A young Sting soccer player sacrificed his most prized possession to help the family of a fellow player.

Tyler Gasper, 11, volunteered his soccer ball — signed by Clint Dempsey of the Seattle Sounders — to be raffled off to raise money for the family of Coeur d’Alene Police Sgt. Greg Moore.

Moore was shot and killed in the line of duty on May 5, a week before the Hot Shot Soccer tournament hosted each year by the Sting soccer club. Moore’s 12-year-old son, Dylon Moore, is a Coeur d’Alene Sting player.

“What a really moving and heartfelt gesture… It was such a selfless act on the part of this young man,” said Sagle resident Mary Fraser, whose son, Alex Liddiard, 11, purchased the winning ticket.

Fraser’s son played in the tournament, and received a call about a week later that he had won the ball. When Fraser spoke to Tyler’s father, Tom Gasper, she learned that Tyler was “a huge Clint Dempsey fan.”

She said she was struck by Tyler’s generosity, and said most 11-year-olds wouldn’t be willing to give up something so special to them.

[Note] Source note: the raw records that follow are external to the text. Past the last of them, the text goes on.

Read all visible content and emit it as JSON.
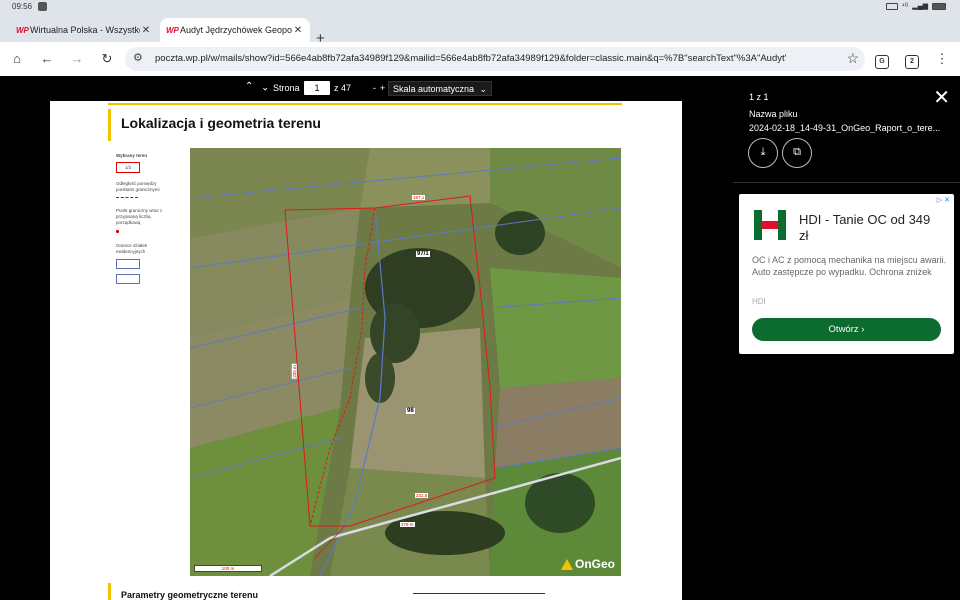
{
  "status_bar": {
    "time": "09:56"
  },
  "tabs": [
    {
      "favicon": "WP",
      "title": "Wirtualna Polska - Wszystko c",
      "close": "✕"
    },
    {
      "favicon": "WP",
      "title": "Audyt Jędrzychówek Geopo",
      "close": "✕"
    }
  ],
  "new_tab": "+",
  "toolbar": {
    "url": "poczta.wp.pl/w/mails/show?id=566e4ab8fb72afa34989f129&mailid=566e4ab8fb72afa34989f129&folder=classic.main&q=%7B\"searchText\"%3A\"Audyt'",
    "tab_count": "2"
  },
  "viewer": {
    "page_label": "Strona",
    "page_current": "1",
    "page_total": "z 47",
    "zoom_minus": "-",
    "zoom_plus": "+",
    "zoom_value": "Skala automatyczna"
  },
  "document": {
    "heading": "Lokalizacja i geometria terenu",
    "heading2": "Parametry geometryczne terenu",
    "legend": {
      "title": "Wybrany teren",
      "box_label": "1/2",
      "distance_text": "Odległość pomiędzy punktami granicznymi",
      "distance_value": "12,1",
      "point_text": "Punkt graniczny wraz z przypisaną liczbą porządkową",
      "parcel_text": "Granice działek ewidencyjnych"
    },
    "map": {
      "parcels": [
        "97/1",
        "98"
      ],
      "measures": [
        "197,1",
        "335 m",
        "276 m",
        "231,6",
        "100 m"
      ],
      "logo": "OnGeo"
    }
  },
  "side_panel": {
    "count": "1 z 1",
    "file_label": "Nazwa pliku",
    "file_name": "2024-02-18_14-49-31_OnGeo_Raport_o_tere...",
    "ad": {
      "title": "HDI - Tanie OC od 349 zł",
      "description": "OC i AC z pomocą mechanika na miejscu awarii. Auto zastępcze po wypadku. Ochrona zniżek",
      "source": "HDI",
      "button": "Otwórz"
    }
  },
  "colors": {
    "accent_yellow": "#f3c300",
    "ad_green": "#0c6b2e",
    "brand_red": "#e0102d"
  }
}
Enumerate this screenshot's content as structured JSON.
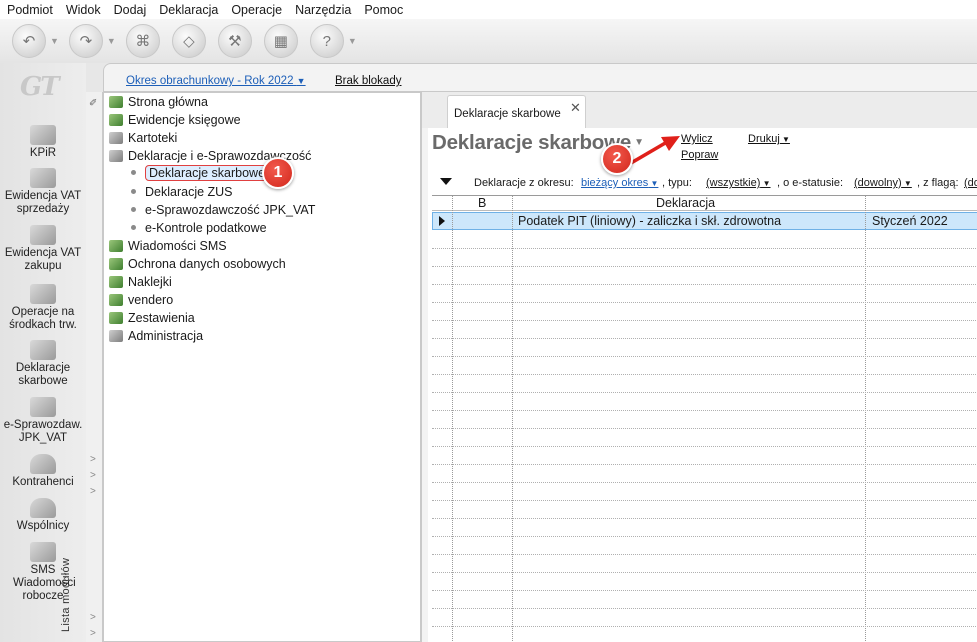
{
  "menu": [
    "Podmiot",
    "Widok",
    "Dodaj",
    "Deklaracja",
    "Operacje",
    "Narzędzia",
    "Pomoc"
  ],
  "toolbar": {
    "buttons": [
      "back-icon",
      "forward-icon",
      "stamp-icon",
      "eraser-icon",
      "tools-icon",
      "calculator-icon",
      "help-icon"
    ]
  },
  "leftnav": {
    "logo": "GT",
    "items": [
      {
        "label": "KPiR",
        "icon": "book-icon"
      },
      {
        "label": "Ewidencja VAT sprzedaży",
        "icon": "coins-icon"
      },
      {
        "label": "Ewidencja VAT zakupu",
        "icon": "coins-icon"
      },
      {
        "label": "Operacje na środkach trw.",
        "icon": "machine-icon"
      },
      {
        "label": "Deklaracje skarbowe",
        "icon": "form-icon"
      },
      {
        "label": "e-Sprawozdaw. JPK_VAT",
        "icon": "jpk-icon"
      },
      {
        "label": "Kontrahenci",
        "icon": "person-icon"
      },
      {
        "label": "Wspólnicy",
        "icon": "people-icon"
      },
      {
        "label": "SMS Wiadomości robocze",
        "icon": "sms-icon"
      }
    ],
    "modules_label": "Lista modułów"
  },
  "okres": {
    "label": "Okres obrachunkowy - Rok 2022",
    "blokada": "Brak blokady"
  },
  "tree": [
    {
      "label": "Strona główna",
      "level": 0
    },
    {
      "label": "Ewidencje księgowe",
      "level": 0
    },
    {
      "label": "Kartoteki",
      "level": 0
    },
    {
      "label": "Deklaracje i e-Sprawozdawczość",
      "level": 0
    },
    {
      "label": "Deklaracje skarbowe",
      "level": 1,
      "selected": true
    },
    {
      "label": "Deklaracje ZUS",
      "level": 1
    },
    {
      "label": "e-Sprawozdawczość JPK_VAT",
      "level": 1
    },
    {
      "label": "e-Kontrole podatkowe",
      "level": 1
    },
    {
      "label": "Wiadomości SMS",
      "level": 0
    },
    {
      "label": "Ochrona danych osobowych",
      "level": 0
    },
    {
      "label": "Naklejki",
      "level": 0
    },
    {
      "label": "vendero",
      "level": 0
    },
    {
      "label": "Zestawienia",
      "level": 0
    },
    {
      "label": "Administracja",
      "level": 0
    }
  ],
  "badges": {
    "one": "1",
    "two": "2"
  },
  "content": {
    "tab_label": "Deklaracje skarbowe",
    "title": "Deklaracje skarbowe",
    "actions": {
      "wylicz": "Wylicz",
      "popraw": "Popraw",
      "drukuj": "Drukuj"
    },
    "filters": {
      "okres_label": "Deklaracje z okresu:",
      "okres_value": "bieżący okres",
      "typ_label": ", typu:",
      "typ_value": "(wszystkie)",
      "status_label": ", o e-statusie:",
      "status_value": "(dowolny)",
      "flaga_label": ", z flagą:",
      "flaga_value": "(do"
    },
    "columns": [
      "B",
      "Deklaracja"
    ],
    "rows": [
      {
        "deklaracja": "Podatek PIT (liniowy) - zaliczka i skł. zdrowotna",
        "okres": "Styczeń 2022"
      }
    ]
  },
  "colors": {
    "accent_red": "#d2261b",
    "selection": "#cde7fb",
    "link": "#1d5fb8"
  }
}
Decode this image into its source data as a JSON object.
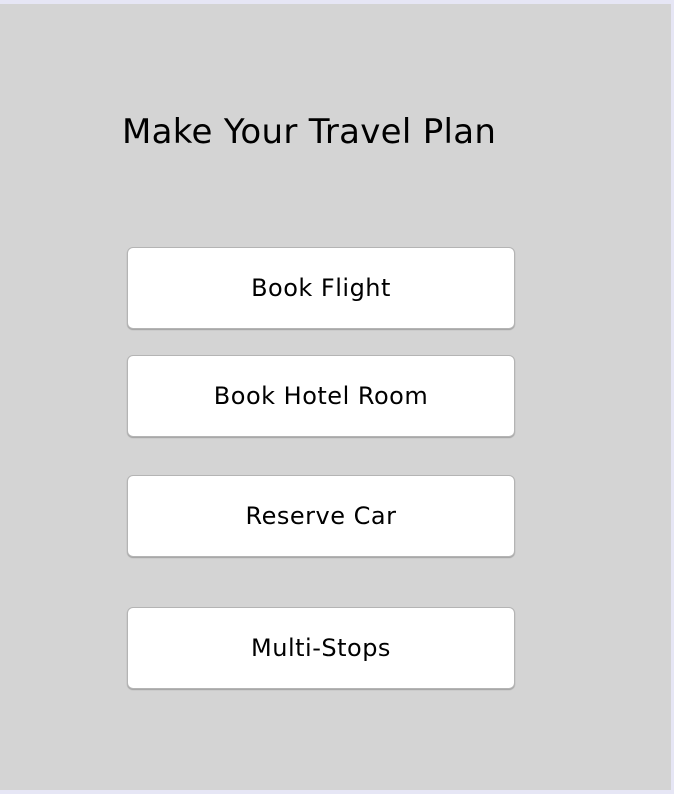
{
  "page": {
    "title": "Make Your Travel Plan"
  },
  "actions": {
    "book_flight": "Book Flight",
    "book_hotel_room": "Book Hotel Room",
    "reserve_car": "Reserve Car",
    "multi_stops": "Multi-Stops"
  },
  "colors": {
    "background": "#d4d4d4",
    "button_background": "#ffffff",
    "button_border": "#b4b4b4",
    "text": "#000000"
  }
}
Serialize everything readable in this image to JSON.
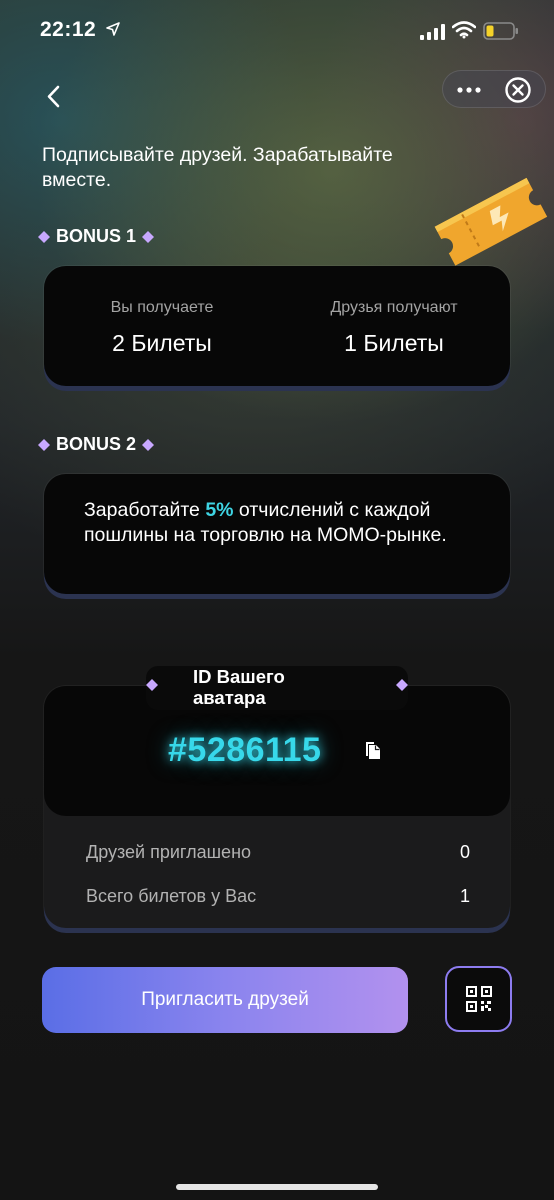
{
  "status_bar": {
    "time": "22:12"
  },
  "header": {
    "headline": "Подписывайте друзей. Зарабатывайте вместе."
  },
  "bonus1": {
    "label": "BONUS 1",
    "you_get_label": "Вы получаете",
    "you_get_value": "2 Билеты",
    "friends_get_label": "Друзья получают",
    "friends_get_value": "1 Билеты"
  },
  "bonus2": {
    "label": "BONUS 2",
    "text_before": "Заработайте ",
    "percent": "5%",
    "text_after": " отчислений с каждой пошлины на торговлю на MOMO-рынке."
  },
  "avatar_card": {
    "label": "ID Вашего аватара",
    "id": "#5286115",
    "stats": [
      {
        "label": "Друзей приглашено",
        "value": "0"
      },
      {
        "label": "Всего билетов у Вас",
        "value": "1"
      }
    ]
  },
  "actions": {
    "invite_label": "Пригласить друзей"
  },
  "colors": {
    "accent_cyan": "#37d8ea",
    "button_gradient_start": "#5a6ee6",
    "button_gradient_end": "#b291ee",
    "diamond": "#c8a8ff"
  },
  "icons": {
    "back": "chevron-left-icon",
    "more": "more-dots-icon",
    "close": "close-circle-icon",
    "ticket": "ticket-icon",
    "copy": "copy-icon",
    "qr": "qr-code-icon"
  }
}
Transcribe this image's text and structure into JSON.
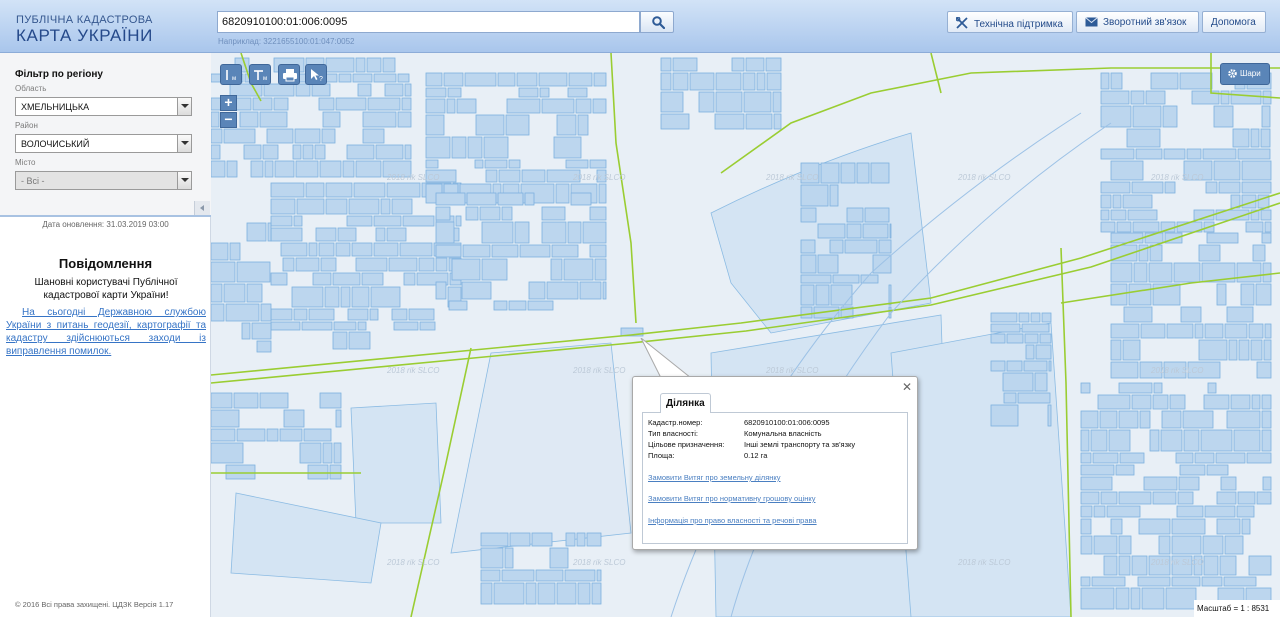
{
  "header": {
    "logo_top": "ПУБЛІЧНА КАДАСТРОВА",
    "logo_bottom": "КАРТА УКРАЇНИ",
    "search_value": "6820910100:01:006:0095",
    "search_example": "Наприклад: 3221655100:01:047:0052",
    "support_label": "Технічна підтримка",
    "feedback_label": "Зворотний зв'язок",
    "help_label": "Допомога"
  },
  "sidebar": {
    "filter_title": "Фільтр по регіону",
    "oblast_label": "Область",
    "oblast_value": "ХМЕЛЬНИЦЬКА",
    "rayon_label": "Район",
    "rayon_value": "ВОЛОЧИСЬКИЙ",
    "city_label": "Місто",
    "city_value": "- Всі -",
    "update_date": "Дата оновлення: 31.03.2019 03:00",
    "notice_title": "Повідомлення",
    "notice_greeting": "Шановні користувачі Публічної кадастрової карти України!",
    "notice_link": "На сьогодні Державною службою України з питань геодезії, картографії та кадастру здійснюються заходи із виправлення помилок.",
    "copyright": "© 2016 Всі права захищені. ЦДЗК Версія 1.17"
  },
  "map": {
    "watermark": "2018 rik SLCO",
    "layers_label": "Шари",
    "scale": "Масштаб = 1 : 8531",
    "colors": {
      "parcel_fill": "#bcd6ee",
      "parcel_stroke": "#7cb0de",
      "boundary": "#9acd32",
      "background": "#e8eff6"
    }
  },
  "popup": {
    "tab_label": "Ділянка",
    "rows": [
      {
        "key": "Кадастр.номер:",
        "value": "6820910100:01:006:0095"
      },
      {
        "key": "Тип власності:",
        "value": "Комунальна власність"
      },
      {
        "key": "Цільове призначення:",
        "value": "Інші землі транспорту та зв'язку"
      },
      {
        "key": "Площа:",
        "value": "0.12 га"
      }
    ],
    "links": [
      "Замовити Витяг про земельну ділянку",
      "Замовити Витяг про нормативну грошову оцінку",
      "Інформація про право власності та речові права"
    ]
  }
}
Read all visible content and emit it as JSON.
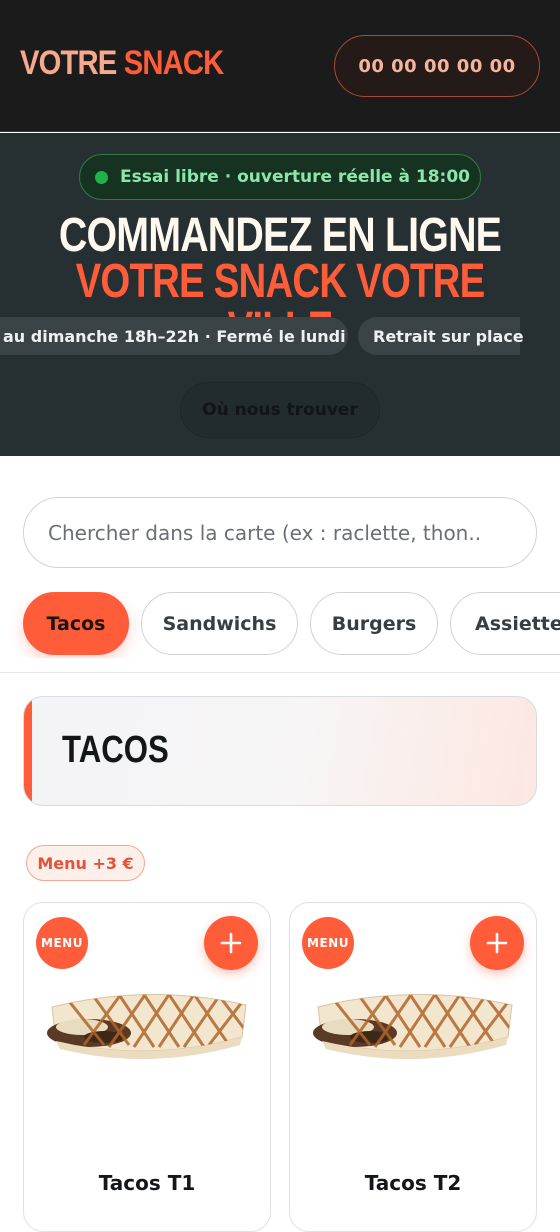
{
  "header": {
    "brand_part1": "VOTRE",
    "brand_part2": "SNACK",
    "phone": "00 00 00 00 00"
  },
  "hero": {
    "status_badge": "Essai libre · ouverture réelle à 18:00",
    "title_line1": "COMMANDEZ EN LIGNE",
    "title_line2": "VOTRE SNACK VOTRE VILLE",
    "info_pills": [
      "au dimanche 18h–22h · Fermé le lundi",
      "Retrait sur place"
    ],
    "locate_button": "Où nous trouver"
  },
  "search": {
    "placeholder": "Chercher dans la carte (ex : raclette, thon..",
    "value": ""
  },
  "categories": [
    {
      "label": "Tacos",
      "active": true
    },
    {
      "label": "Sandwichs",
      "active": false
    },
    {
      "label": "Burgers",
      "active": false
    },
    {
      "label": "Assiettes",
      "active": false
    }
  ],
  "section": {
    "title": "TACOS",
    "menu_tag": "Menu +3 €"
  },
  "products": [
    {
      "badge": "MENU",
      "name": "Tacos T1",
      "image_icon": "tacos-image"
    },
    {
      "badge": "MENU",
      "name": "Tacos T2",
      "image_icon": "tacos-image"
    }
  ],
  "colors": {
    "accent": "#ff5c3a",
    "header_bg": "#1b1b1b",
    "hero_bg": "#263033",
    "status_green": "#22b04a"
  }
}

Tom Gasper said his son was at soccer camp last summer when the boy met his idol. Tyler had his photo taken with Dempsey and received the signed soccer ball.

Following Moore’s death, Sting soccer club began fundraising on behalf of the officer’s family. Gasper — who owns Pick 6 Sportscards, a sports memorabilia store in Coeur d’Alene —  donated a ball from his store for a raffle. Gasper said when Tyler, a fifth-grade student at Hayden Meadows Elementary School, heard about the raffle, he went and got his autographed ball and set it on his father’s dresser.

“He thought that it would be a great idea, so he donated his ball,” Gasper said.

Being a retired police officer from Las Vegas and a sports shop owner, Gasper said he thought the raffle of the soccer balls would be a great way to help. His 13-year-old son, Brody, helped as well by manning the booth where the raffle tickets were sold.

“I think both my boys did a really good thing,” Gasper said. “It was great to see the community rallying around it, trying to help out the Moore family as much as they could.”